At least the garden-devouring zucchini have been stopped in their tracks. I did my best to collect the zucchini when they were a manageable size, but a few got away on me so I decided just to let them “run” and see how big they would get. A friend of my sister’s actually *wanted* a big zucchini (she’s English, that’s the only explanation I can come up with for this) so I did harvest one of them to send along to her. First I emailed a photo of me struggling to hold it just so she’d be warned, and she wanted it anyway, so off it went to meet its destiny. Jim weighed it as a matter of curiosity and that sucker was 20 lbs (8 or so kgs). I was going to post the photo here but it has gone astray somewhere in the elaborate and variable system I have for image storage.
Photo number one was taken four days before the rest of the shots in this series. Quite a difference from the beginning of the week to the later part. There aren’t many shots of me riding, but every year or so I drag grandson Mark out to the barn to take a few for me–he’s *my* photographer. I can see lots of ways both horse and rider could be functioning better, but it’s a nice reminder of a lovely fall day, possibly one of the last for this year, although I do hold out hope that the snow will melt and we will enjoy a few more weeks of warm weather that is conducive to short-sleeve outdoor activity. I tend to be of the optimistic type. Not only is the glass generally half-full in my world, but I’m also darn happy just to have a glass at all! So I feel that it’s entirely possible that things will shape up in the next week or so.
That said, the rest of the shots are more accurate for where we are at now. Shot two shows the snow falling and accumulating on some of the bushes by the front yard bird-feeding area. These were some of the ones that had actually undergone some change in colour. A lot of the trees and bushes in and around here are still quite green, unusual in itself for this late in the fall.
Shot three shows part of the back yard. You can see how green things still were back there. That poor lady by the fishpond is likely feeling pretty chilly as she’s not well dressed for the weather. I took this shot the first day of snow. Since then the water has frozen over and the ice is about an inch thick. I got one goldfish out just before the snow, and had to keep trying to locate the second one who had been MIA for several days. I thought he had burrowed into the mud at the bottom of the pond for warmth, but he had apparently got himself wedged under a rock and was trapped, as I discovered when I moved the rock and his body floated up. I’m always distressed at these things but since they had babies this year (a state of affairs that I *do not* want to deal with) I’m a little less upset than I would otherwise have been, and hopeful that one of these years I’ll get lucky and have two fish of the same gender. I realize it is just a matter of chance as to what sex I will get when I buy a new companion for the one remaining fish, but surely the odds will work in my favour at some point.

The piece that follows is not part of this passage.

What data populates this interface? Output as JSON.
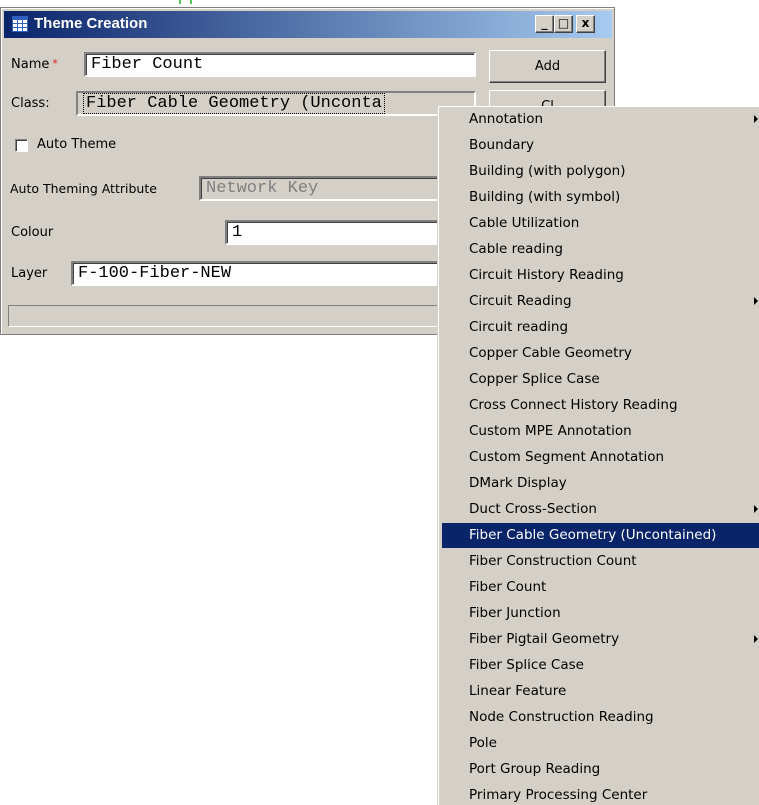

Shot four features a few of the grackle flock who returned after the snow fell in hopes of getting a good feed, which they did. I love the iridescent colours on the males. This is another of the “through the window/across the deck/in poor light” shots, but you work with what you’re offered for these photos. When they are in close quarters to each other they do this weird skyward point with their beaks quite consistently, which seems to be a self-effacing posture to diffuse possible aggression from others. “Who, me? No, I’m not looking at you!!”
Shot five shows a collection of jump poles at Ebon, stacked up and ready to be trundled off for winter storage. Usually they are tucked away safely before the snow flies, but not this year. The far riding ring in the background is the one I was riding in for shot number one. Notice that no-one is making use of that ring in this shot!